April 19, 2022

Healthwashing – does it still exist?

Authors

First published in FMCG Business April 2022 issue.

There is no doubt that health and wellness is becoming a high priority for consumers, particularly in the context of the COVID-19 pandemic. There are some great examples of innovative wellness businesses playing in this space, but there are also a number of companies trying to make their current product offerings fit to capitalise on these trends. This is where “healthwashing” creeps in – the not so overt way of marketing a product in a healthy way, even though the product lacks real nutritional value.

There are several protections that New Zealand law and regulation provide against food producers engaging in such misleading marketing practices. The prohibition on unsubstantiated claims in the Fair Trading Act 1986 is a good catchall provision for products which lack real evidential support for the claims they are making. The Australia New Zealand Food Standards Codes go further, requiring that where any health claims are made which suggest or imply a health effect, then these must either fit within the prescribed category of permitted general level health claims set out in the Codes, or go through a rigorous process of substantiation to become a high level health claim (Standard 1.2.7). Any implication that the product is in any way therapeutic in nature is also prohibited (Standard 1.2.7-8).

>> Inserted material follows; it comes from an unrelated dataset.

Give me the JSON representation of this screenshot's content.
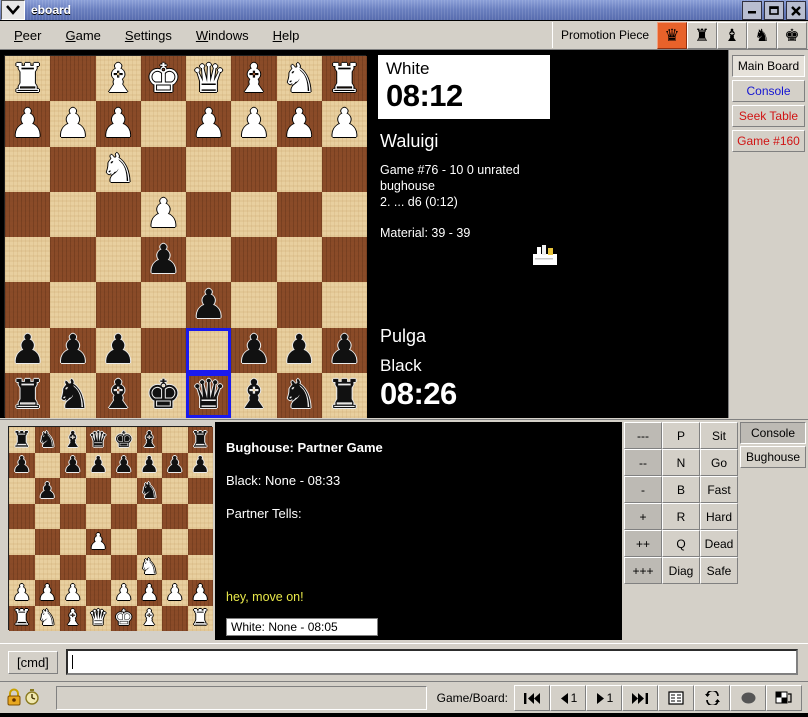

While the Codes require you to have a prescribed name or a description that indicates the true nature of the food (Standard 1.2.2-2), sometimes this can be a difficult if your product transcends boundaries between cosmetics, supplemented foods and dietary supplements – such edible face masks, health drinks with collagen and detox shots for smoothies. Supplemented Foods (which come under the Supplemented Food Standard 2016), can advertise health benefits by making a health claim but again the relationship between the property of food and health effect must be substantiated and notified to the Ministry of Primary Industries.

However, just because a product doesn’t fall foul of these regulations, that doesn’t deem it to be a healthy product. For example, a claim that the product has “less than a teaspoon of sugar”, is “gluten free”, or “contains superfoods”, may still be nutritionally the same, or worse than a packet of potato chips. Online grocery shopping has also perhaps made it less likely that consumers will click through to read the nutritional information to counteract the hyperbole and eye catching “healthy” images.

Snacks have been an area rife with healthwashing in the past – as consumers look to snack for a nutritional boost, rather than just to curb hunger. However, genuinely healthy innovators are experimenting with more nutritionally dense ingredients for snacks such as chickpeas and quinoa.

When marketing snack foods to children, even more care must be taken. The Children’s and Young People’s Advertising Code, states that a special duty of care must be applied to the marketing of occasional food and beverage products to young people. However, the Code is voluntary and while it targets the more obvious unhealthy products, there can still be room for a certain amount of greenwashing of seemingly “good” products that don’t really stack up in overall nutritional value.

So buyer beware, healthwashing is still out there – but in todays environment it takes a clever eye and sound reading of nutritional labels to actually pick it out. If we have more food producers investing in truly healthy innovation, then perhaps healthwashing will become a thing of the past.